Evans' lawsuit is seeking $14.5 million in damages from nurse Peggy Scanson, Park Clinic in Livingston, Dr. Peter Williams and Bozeman OB/GYN. Evans testified Wednesday that if she had known her daughter had the disease she would have had an abortion.
Evans has testified that she told Scanson she wanted her unborn child tested for Down syndrome and cystic fibrosis, an inherited disease in which cells that produce mucus instead produce thick and sticky fluid that damages the lungs and digestive system. While each case is different, many patients now live to be adults with proper treatment and care.
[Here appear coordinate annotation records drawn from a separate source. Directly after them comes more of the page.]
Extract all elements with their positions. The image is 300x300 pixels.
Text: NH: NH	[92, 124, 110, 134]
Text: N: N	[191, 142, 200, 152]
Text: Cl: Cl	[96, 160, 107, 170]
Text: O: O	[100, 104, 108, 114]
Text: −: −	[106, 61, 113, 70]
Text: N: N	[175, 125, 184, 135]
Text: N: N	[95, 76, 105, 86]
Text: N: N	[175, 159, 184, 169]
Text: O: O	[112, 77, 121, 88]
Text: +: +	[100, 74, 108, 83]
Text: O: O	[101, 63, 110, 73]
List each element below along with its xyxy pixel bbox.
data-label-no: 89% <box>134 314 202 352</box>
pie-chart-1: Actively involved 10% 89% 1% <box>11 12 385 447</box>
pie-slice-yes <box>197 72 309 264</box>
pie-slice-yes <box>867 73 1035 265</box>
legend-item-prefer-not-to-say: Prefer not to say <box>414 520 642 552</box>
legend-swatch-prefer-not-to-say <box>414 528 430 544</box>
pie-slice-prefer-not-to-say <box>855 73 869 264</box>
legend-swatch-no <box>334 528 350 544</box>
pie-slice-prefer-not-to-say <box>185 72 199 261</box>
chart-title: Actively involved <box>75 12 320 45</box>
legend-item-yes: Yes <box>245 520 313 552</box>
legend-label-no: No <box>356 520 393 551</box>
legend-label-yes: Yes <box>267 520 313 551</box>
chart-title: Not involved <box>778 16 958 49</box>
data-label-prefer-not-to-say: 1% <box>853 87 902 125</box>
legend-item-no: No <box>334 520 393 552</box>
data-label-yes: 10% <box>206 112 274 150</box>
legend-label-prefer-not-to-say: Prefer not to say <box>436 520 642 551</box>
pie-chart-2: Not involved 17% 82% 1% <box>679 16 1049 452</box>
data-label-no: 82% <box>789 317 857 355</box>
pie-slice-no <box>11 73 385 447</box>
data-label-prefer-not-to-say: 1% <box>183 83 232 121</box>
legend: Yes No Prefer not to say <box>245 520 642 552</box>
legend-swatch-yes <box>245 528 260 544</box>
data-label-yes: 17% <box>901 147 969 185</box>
Scanson's attorney said Scanson will testify that Evans expressed concern only about Down syndrome during her initial exam in October 2009.
Under cross examination Thursday, Evans acknowledged she didn't read the brochure she received about cystic fibrosis carrier testing, which also recommended genetic counseling, the Bozeman Daily Chronicle reported (http://bit.ly/23Nvom5).
Attorneys for the medical providers said parental blood screening is needed to determine which of around 1,700 mutations of cystic fibrosis to test for. If both parents are carriers of the gene, they have a 25 percent chance of having a child with some form of the disease.
Evans said she did not receive genetic counseling before her CVS test because she couldn't get an appointment.
Evans' CVS screening tested for Down syndrome and two other trisomy syndromes that cause intellectual disabilities. It was negative for all three.
Evans, 44, testified she worries about her daughter all the time and the disease has taken an emotional toll on her.
Park Clinic attorney John Scully elicited testimony in which Evans said she had never had to take her daughter out of the area for treatment and that her daughter is covered through health insurance Evans has as a Freedom of Information Act officer for Yellowstone National Park.
Scully asked Evans if she was happy her child was born.
"I'm glad," Evans said. But "I'm not the one that has to suffer. I'm not the one who has to live with the disease."
District Judge Mike Salvagni has scheduled up to three weeks for the trial.